A lawyer buys a microcomputer for his one-man practice. First he hires a $5 -an-hour secretary and teaches her to run the thing.
Next he has to replace her: Her newfound skill has made her a $12-an-hour secretary and she has been hired away from him.
On the other hand, it doesn't always happen that way.
For this secretary, who had some well-rounded office management skills, becoming an initiate in the growing computer clique more than doubled her hourly value.
Yet for others the computer age now means sitting screen to screen in big offices typing names or numbers onto keyboards all day. It doesn't demand skill, and it doesn't develop skill.
Still, the incentive to learn the new electronics of the office is a solid one: ''The better you know this stuff and take advantage of it, the more valuable you are,'' sums up Frederick Williams, professor of communications at the University of Southern California.
The worker who uses a range of skills - like the law office secretary - has the most to gain from learning the new technology, according to Dr. Williams, whose recent book, ''The Communications Revolution,'' is on the social aspects of the high-technology deluge. A computer is apt to make job like the secretary's less tedious, more efficient, and, by some accounts, more high-powered. But the advantages are more ambiguous for the clerk or typist in a bureaucracy typing numbers from forms into the computer all day. In some cases , Williams points out, the work is so basic and repetitive that it doesn't even require the typist to speak English.
At this extreme, many of the workers could otherwise be migrant workers, picking fruit and vegetables in the fields. A working day of typing names and numbers is a step up. But does the step lead anywhere? Can they progress? Can this new work open the doors of upward mobility to them and their children?
If not, says Williams, we could be caught with a technological underclass that can't jump the gap into the more skilled side of the computerized world.
In the meantime, ways of making the working life of computer clerks and word processing typists more pleasant are developing. Little things make a difference , such as well-controlled lighting, equipment shape and position, a certain amount of human interaction during the day, and personally delivering finished work to whoever needs it.
Williams finds in giving seminars to organizations that sometimes people even need help overcoming the sense that they aren't doing anything when their work is mostly invisible to them, stored in the machine's tiny memory.
This is fine tuning, but at middle- and upper-management levels new ground is being broken. The computer is spreading into the offices of people like financial planners and marketers, beyond the realm of full-time programmers and data processors.
So not just secretaries, but their bosses as well, will have screens and keyboards. There a manager can rough out memos as conveniently as dictating them and call up files electronically more quickly than sending someone after them.

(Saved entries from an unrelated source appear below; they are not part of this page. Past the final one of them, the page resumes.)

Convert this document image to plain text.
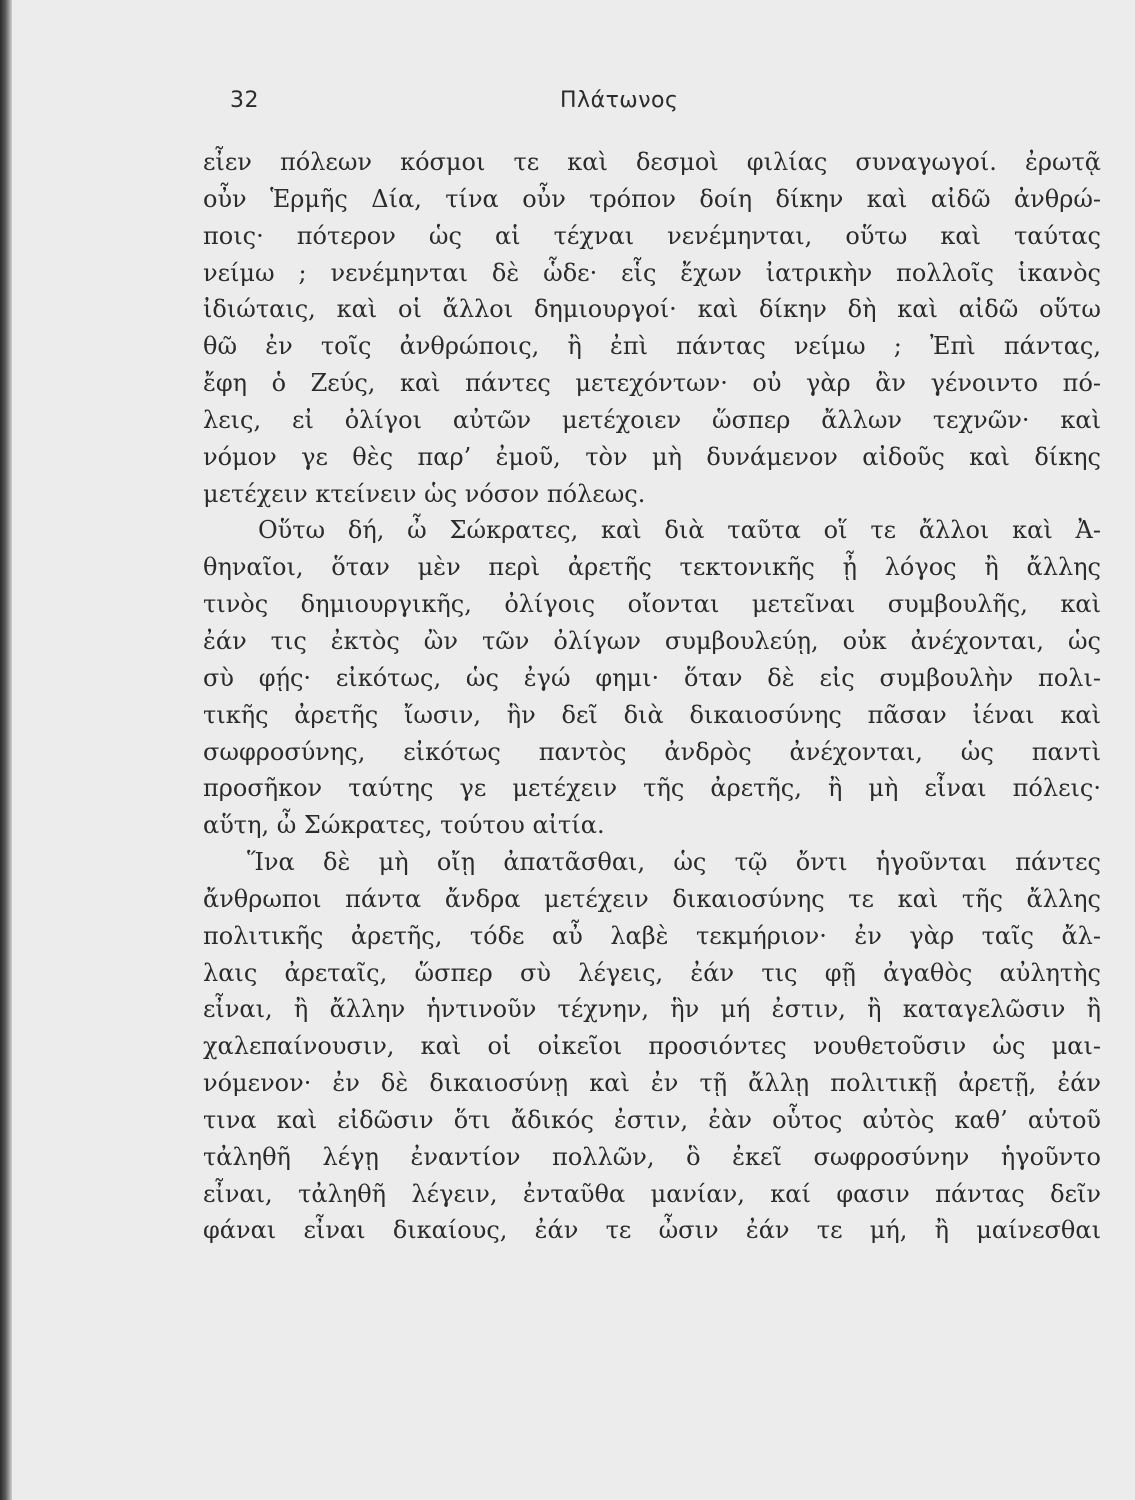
32	Πλάτωνος
εἶεν πόλεων κόσμοι τε καὶ δεσμοὶ φιλίας συναγωγοί. ἐρωτᾷ
οὖν Ἑρμῆς Δία, τίνα οὖν τρόπον δοίη δίκην καὶ αἰδῶ ἀνθρώ-
ποις· πότερον ὡς αἱ τέχναι νενέμηνται, οὕτω καὶ ταύτας
νείμω ; νενέμηνται δὲ ὧδε· εἷς ἔχων ἰατρικὴν πολλοῖς ἱκανὸς
ἰδιώταις, καὶ οἱ ἄλλοι δημιουργοί· καὶ δίκην δὴ καὶ αἰδῶ οὕτω
θῶ ἐν τοῖς ἀνθρώποις, ἢ ἐπὶ πάντας νείμω ; Ἐπὶ πάντας,
ἔφη ὁ Ζεύς, καὶ πάντες μετεχόντων· οὐ γὰρ ἂν γένοιντο πό-
λεις, εἰ ὀλίγοι αὐτῶν μετέχοιεν ὥσπερ ἄλλων τεχνῶν· καὶ
νόμον γε θὲς παρ’ ἐμοῦ, τὸν μὴ δυνάμενον αἰδοῦς καὶ δίκης
μετέχειν κτείνειν ὡς νόσον πόλεως.
Οὕτω δή, ὦ Σώκρατες, καὶ διὰ ταῦτα οἵ τε ἄλλοι καὶ Ἀ-
θηναῖοι, ὅταν μὲν περὶ ἀρετῆς τεκτονικῆς ᾖ λόγος ἢ ἄλλης
τινὸς δημιουργικῆς, ὀλίγοις οἴονται μετεῖναι συμβουλῆς, καὶ
ἐάν τις ἐκτὸς ὢν τῶν ὀλίγων συμβουλεύῃ, οὐκ ἀνέχονται, ὡς
σὺ φῄς· εἰκότως, ὡς ἐγώ φημι· ὅταν δὲ εἰς συμβουλὴν πολι-
τικῆς ἀρετῆς ἴωσιν, ἣν δεῖ διὰ δικαιοσύνης πᾶσαν ἰέναι καὶ
σωφροσύνης, εἰκότως παντὸς ἀνδρὸς ἀνέχονται, ὡς παντὶ
προσῆκον ταύτης γε μετέχειν τῆς ἀρετῆς, ἢ μὴ εἶναι πόλεις·
αὕτη, ὦ Σώκρατες, τούτου αἰτία.
Ἵνα δὲ μὴ οἴῃ ἀπατᾶσθαι, ὡς τῷ ὄντι ἡγοῦνται πάντες
ἄνθρωποι πάντα ἄνδρα μετέχειν δικαιοσύνης τε καὶ τῆς ἄλλης
πολιτικῆς ἀρετῆς, τόδε αὖ λαβὲ τεκμήριον· ἐν γὰρ ταῖς ἄλ-
λαις ἀρεταῖς, ὥσπερ σὺ λέγεις, ἐάν τις φῇ ἀγαθὸς αὐλητὴς
εἶναι, ἢ ἄλλην ἡντινοῦν τέχνην, ἣν μή ἐστιν, ἢ καταγελῶσιν ἢ
χαλεπαίνουσιν, καὶ οἱ οἰκεῖοι προσιόντες νουθετοῦσιν ὡς μαι-
νόμενον· ἐν δὲ δικαιοσύνῃ καὶ ἐν τῇ ἄλλῃ πολιτικῇ ἀρετῇ, ἐάν
τινα καὶ εἰδῶσιν ὅτι ἄδικός ἐστιν, ἐὰν οὗτος αὐτὸς καθ’ αὑτοῦ
τἀληθῆ λέγῃ ἐναντίον πολλῶν, ὃ ἐκεῖ σωφροσύνην ἡγοῦντο
εἶναι, τἀληθῆ λέγειν, ἐνταῦθα μανίαν, καί φασιν πάντας δεῖν
φάναι εἶναι δικαίους, ἐάν τε ὦσιν ἐάν τε μή, ἢ μαίνεσθαι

Innovative and technically curious professionals have already computerized themselves. Others, notes Alexia Martin, a management systems consultant at SRI International, resist using the computer because it smacks of typing - a task they have traditionally had someone else do. One easy answer is to call it keyboarding, she suggests, a term with less low-prestige baggage.

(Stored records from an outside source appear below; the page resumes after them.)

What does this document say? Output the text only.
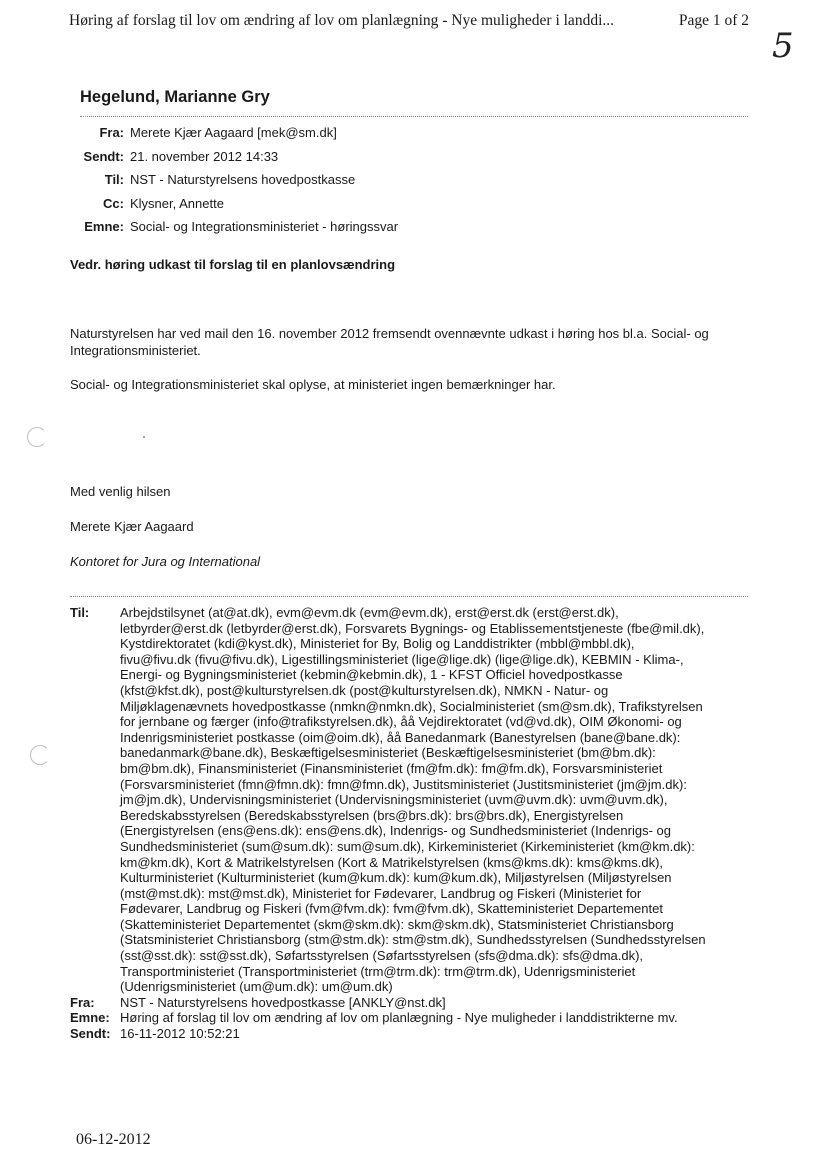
Høring af forslag til lov om ændring af lov om planlægning - Nye muligheder i landdi...	Page 1 of 2
5
Hegelund, Marianne Gry
Fra: Merete Kjær Aagaard [mek@sm.dk]
Sendt: 21. november 2012 14:33
Til: NST - Naturstyrelsens hovedpostkasse
Cc: Klysner, Annette
Emne: Social- og Integrationsministeriet - høringssvar
Vedr. høring udkast til forslag til en planlovsændring
Naturstyrelsen har ved mail den 16. november 2012 fremsendt ovennævnte udkast i høring hos bl.a. Social- og Integrationsministeriet.
Social- og Integrationsministeriet skal oplyse, at ministeriet ingen bemærkninger har.
Med venlig hilsen
Merete Kjær Aagaard
Kontoret for Jura og International
Til:	Arbejdstilsynet (at@at.dk), evm@evm.dk (evm@evm.dk), erst@erst.dk (erst@erst.dk),
letbyrder@erst.dk (letbyrder@erst.dk), Forsvarets Bygnings- og Etablissementstjeneste (fbe@mil.dk),
Kystdirektoratet (kdi@kyst.dk), Ministeriet for By, Bolig og Landdistrikter (mbbl@mbbl.dk),
fivu@fivu.dk (fivu@fivu.dk), Ligestillingsministeriet (lige@lige.dk) (lige@lige.dk), KEBMIN - Klima-,
Energi- og Bygningsministeriet (kebmin@kebmin.dk), 1 - KFST Officiel hovedpostkasse
(kfst@kfst.dk), post@kulturstyrelsen.dk (post@kulturstyrelsen.dk), NMKN - Natur- og
Miljøklagenævnets hovedpostkasse (nmkn@nmkn.dk), Socialministeriet (sm@sm.dk), Trafikstyrelsen
for jernbane og færger (info@trafikstyrelsen.dk), åå Vejdirektoratet (vd@vd.dk), OIM Økonomi- og
Indenrigsministeriet postkasse (oim@oim.dk), åå Banedanmark (Banestyrelsen (bane@bane.dk):
banedanmark@bane.dk), Beskæftigelsesministeriet (Beskæftigelsesministeriet (bm@bm.dk):
bm@bm.dk), Finansministeriet (Finansministeriet (fm@fm.dk): fm@fm.dk), Forsvarsministeriet
(Forsvarsministeriet (fmn@fmn.dk): fmn@fmn.dk), Justitsministeriet (Justitsministeriet (jm@jm.dk):
jm@jm.dk), Undervisningsministeriet (Undervisningsministeriet (uvm@uvm.dk): uvm@uvm.dk),
Beredskabsstyrelsen (Beredskabsstyrelsen (brs@brs.dk): brs@brs.dk), Energistyrelsen
(Energistyrelsen (ens@ens.dk): ens@ens.dk), Indenrigs- og Sundhedsministeriet (Indenrigs- og
Sundhedsministeriet (sum@sum.dk): sum@sum.dk), Kirkeministeriet (Kirkeministeriet (km@km.dk):
km@km.dk), Kort & Matrikelstyrelsen (Kort & Matrikelstyrelsen (kms@kms.dk): kms@kms.dk),
Kulturministeriet (Kulturministeriet (kum@kum.dk): kum@kum.dk), Miljøstyrelsen (Miljøstyrelsen
(mst@mst.dk): mst@mst.dk), Ministeriet for Fødevarer, Landbrug og Fiskeri (Ministeriet for
Fødevarer, Landbrug og Fiskeri (fvm@fvm.dk): fvm@fvm.dk), Skatteministeriet Departementet
(Skatteministeriet Departementet (skm@skm.dk): skm@skm.dk), Statsministeriet Christiansborg
(Statsministeriet Christiansborg (stm@stm.dk): stm@stm.dk), Sundhedsstyrelsen (Sundhedsstyrelsen
(sst@sst.dk): sst@sst.dk), Søfartsstyrelsen (Søfartsstyrelsen (sfs@dma.dk): sfs@dma.dk),
Transportministeriet (Transportministeriet (trm@trm.dk): trm@trm.dk), Udenrigsministeriet
(Udenrigsministeriet (um@um.dk): um@um.dk)
Fra:	NST - Naturstyrelsens hovedpostkasse [ANKLY@nst.dk]
Emne: Høring af forslag til lov om ændring af lov om planlægning - Nye muligheder i landdistrikterne mv.
Sendt: 16-11-2012 10:52:21
06-12-2012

Companies selling electronic office equipment are starting to sink more money into research on how people use it. In a way, Martin says, equipmentmakers are ''just beginning to figure out what these people do'' so that computers can be tailored to specific jobs the way word processors have been to the work of typists.
For instance, she cites a firm doing profiles of salespeople to suit an electronic system to their needs, rather than to computer programmers. Since sales teams were found to be generally social, verbal, aggressive, status-conscious, and tough-minded, and to have short attention spans, the vendor will lean toward robust, masculine casing that projects prestige similar to a good-quality stereo or camera. Whatever the packaging, however, the systems's uses should be evident to a novice within 15 minutes of first sitting down with it.
Companies are beginning to adjust. IBM coined a concept called an information center where managers can go for ad hoc advice and programming help for whatever tasks they want their machines to do.
Boeing and Control Data Corporation have automated even that idea with their TEACH and PLATO programs, respectively, which work as step-by-step guides that can be applied flexibly to whatever task comes up.
Amoco Production Research in Tulsa, Okla., teaches its professionals - mostly scientists - just enough to use the system and lets them come back for more training as they want it. Martin says there is a tendency to overtrain, telling users more than they can yet see the use for.
Still other professionals bring their own microcomputers into work, sometimes even when there is a larger system available to them. Or they have access to a computer at work and buy another for working at home.
Don McConnell, vice-president for marketing at Computerland, a chain of 267 personal computer outlets (over 300 by the end of the year, the company projects), says that more than 80 percent of the personal computers they sell go into a work place of some kind. Most of them are not for keeping the books of a business, as in the case of the one-man law practice, but are headed for the desk of a professional person. Ninety-six percent of them, incidentally, are men.
Many professionals, Mr. McConnell speculates, want to break away from the larger system for greater privacy, independence, and access to computer time.
For people who want to learn whether they can use a computer at work or at home, or how they can use one better, Dr. Williams teaches evening classes in cooperation with his wife's Commodore computer store. Similarly, retail outlets throughout the country also help set up classes and seminars.